少なくともこの数千年、アスファルト舗装された道路のそばに住んでる人が、 癌でバタバタ亡くなったなんて話はないんだけれど、 そんな「事実」を要請する土壌だけは、もう十二分に整ってる。

「道路は癌を作らない」なんて事実を守る責任は、むしろ「道路は無駄」という正義を 運用する人達にこそあるのだと思う。

市場が事実を査定する

「事実」というのは、観察と仮説から発生する、はず。

でももしかしたら、「こんな話があったらいいな」というみんなの思いが極めて強力に働いたとき、 何もないところから「事実」が発生することだってあるのかもしれない。

「事実の真実性」というのも痛みと同じく、しばしば定量不可能な概念で、 そんなものを測ろうと思ったとき、「科学的な方法論」というのは案外無力だったりもする。
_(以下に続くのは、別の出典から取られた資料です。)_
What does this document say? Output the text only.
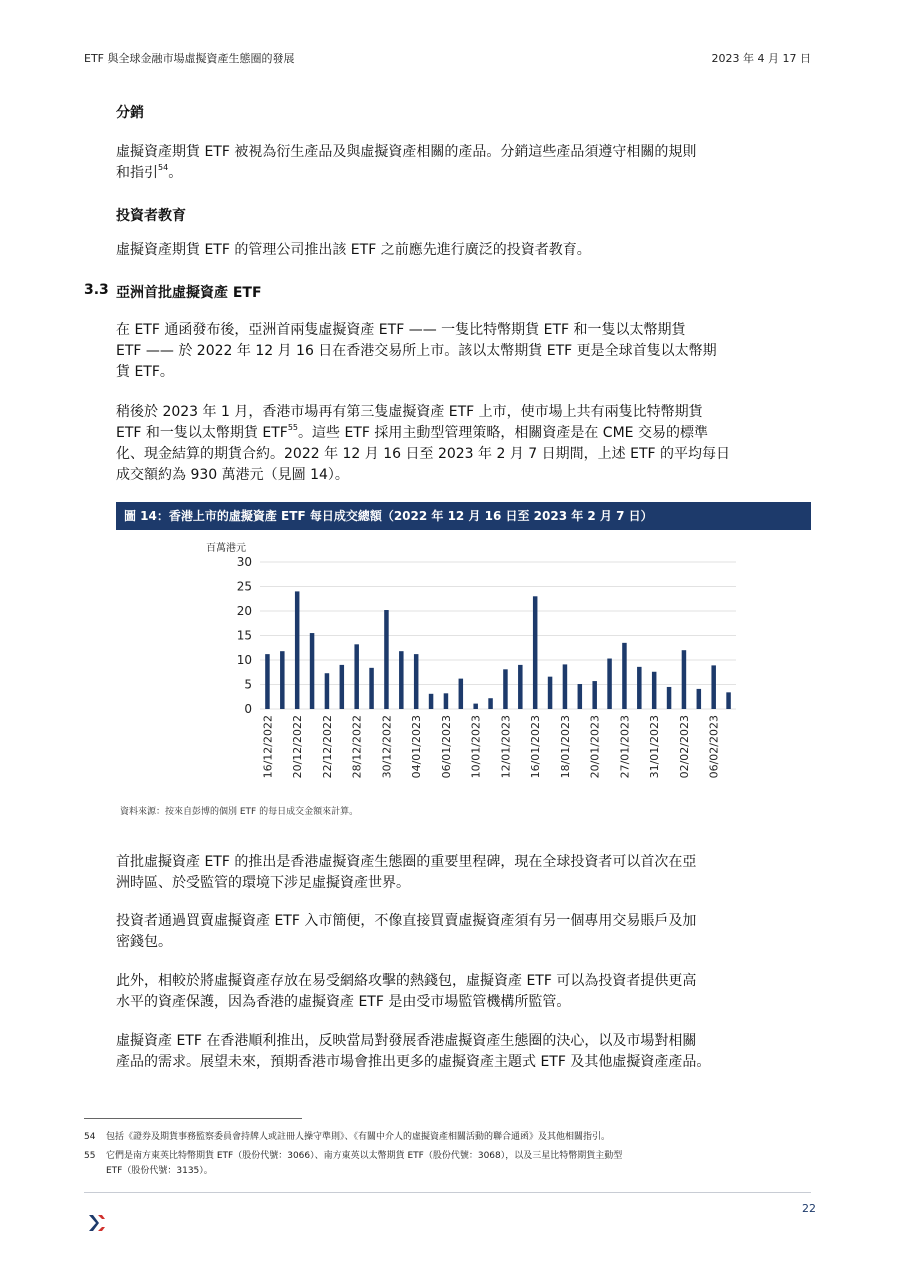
ETF 與全球金融市場虛擬資產生態圈的發展	2023 年 4 月 17 日
分銷

虛擬資產期貨 ETF 被視為衍生產品及與虛擬資產相關的產品。分銷這些產品須遵守相關的規則

和指引$^{54}$。

投資者教育
虛擬資產期貨 ETF 的管理公司推出該 ETF 之前應先進行廣泛的投資者教育。
3.3 亞洲首批虛擬資產 ETF

在 ETF 通函發布後，亞洲首兩隻虛擬資產 ETF —— 一隻比特幣期貨 ETF 和一隻以太幣期貨

ETF —— 於 2022 年 12 月 16 日在香港交易所上市。該以太幣期貨 ETF 更是全球首隻以太幣期

貨 ETF。

稍後於 2023 年 1 月，香港市場再有第三隻虛擬資產 ETF 上市，使市場上共有兩隻比特幣期貨

ETF 和一隻以太幣期貨 ETF$^{55}$。這些 ETF 採用主動型管理策略，相關資產是在 CME 交易的標準

化、現金結算的期貨合約。2022 年 12 月 16 日至 2023 年 2 月 7 日期間，上述 ETF 的平均每日

成交額約為 930 萬港元（見圖 14）。

圖 14：香港上市的虛擬資產 ETF 每日成交總額（2022 年 12 月 16 日至 2023 年 2 月 7 日）
0
5
10
15
20
25
30
16/12/2022 20/12/2022 22/12/2022 28/12/2022 30/12/2022 04/01/2023 06/01/2023 10/01/2023 12/01/2023 16/01/2023 18/01/2023 20/01/2023 27/01/2023 31/01/2023 02/02/2023 06/02/2023
百萬港元
資料來源：按來自彭博的個別 ETF 的每日成交金額來計算。

首批虛擬資產 ETF 的推出是香港虛擬資產生態圈的重要里程碑，現在全球投資者可以首次在亞

洲時區、於受監管的環境下涉足虛擬資產世界。

投資者通過買賣虛擬資產 ETF 入市簡便，不像直接買賣虛擬資產須有另一個專用交易賬戶及加

密錢包。

此外，相較於將虛擬資產存放在易受網絡攻擊的熱錢包，虛擬資產 ETF 可以為投資者提供更高

水平的資產保護，因為香港的虛擬資產 ETF 是由受市場監管機構所監管。

虛擬資產 ETF 在香港順利推出，反映當局對發展香港虛擬資產生態圈的決心，以及市場對相關

產品的需求。展望未來，預期香港市場會推出更多的虛擬資產主題式 ETF 及其他虛擬資產產品。

54 包括《證券及期貨事務監察委員會持牌人或註冊人操守準則》、《有關中介人的虛擬資產相關活動的聯合通函》及其他相關指引。
55 它們是南方東英比特幣期貨 ETF（股份代號：3066）、南方東英以太幣期貨 ETF（股份代號：3068），以及三星比特幣期貨主動型
ETF（股份代號：3135）。
22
統計学は本来、こんなグレーゾーンにメスを入れる学問だけれど、あの人達の「それは違うんじゃない?」 なんて指摘は、たいていの場合、現場の強い反発で報われる。「統計好きな医者は、 学生時代に友達作れなかった暗い奴が多い」とか、 「いじめられっ子がエクセル君と涙の特攻ですかwww」とか。

陰謀論紙一重ではあるけれど、こんなとき、「事実の発見に要した仕事量」と、 「その事実が生み出した利権の量」とを比較してみると、きっと何か面白いことが分かる。

事実が状況を駆動したのか、それともまた、状況を駆動したい人達が事実を要請して、 誰かがそれに乗せられたのか。

それを決めるのもまた、結局のところ「市場」なのかもしれない。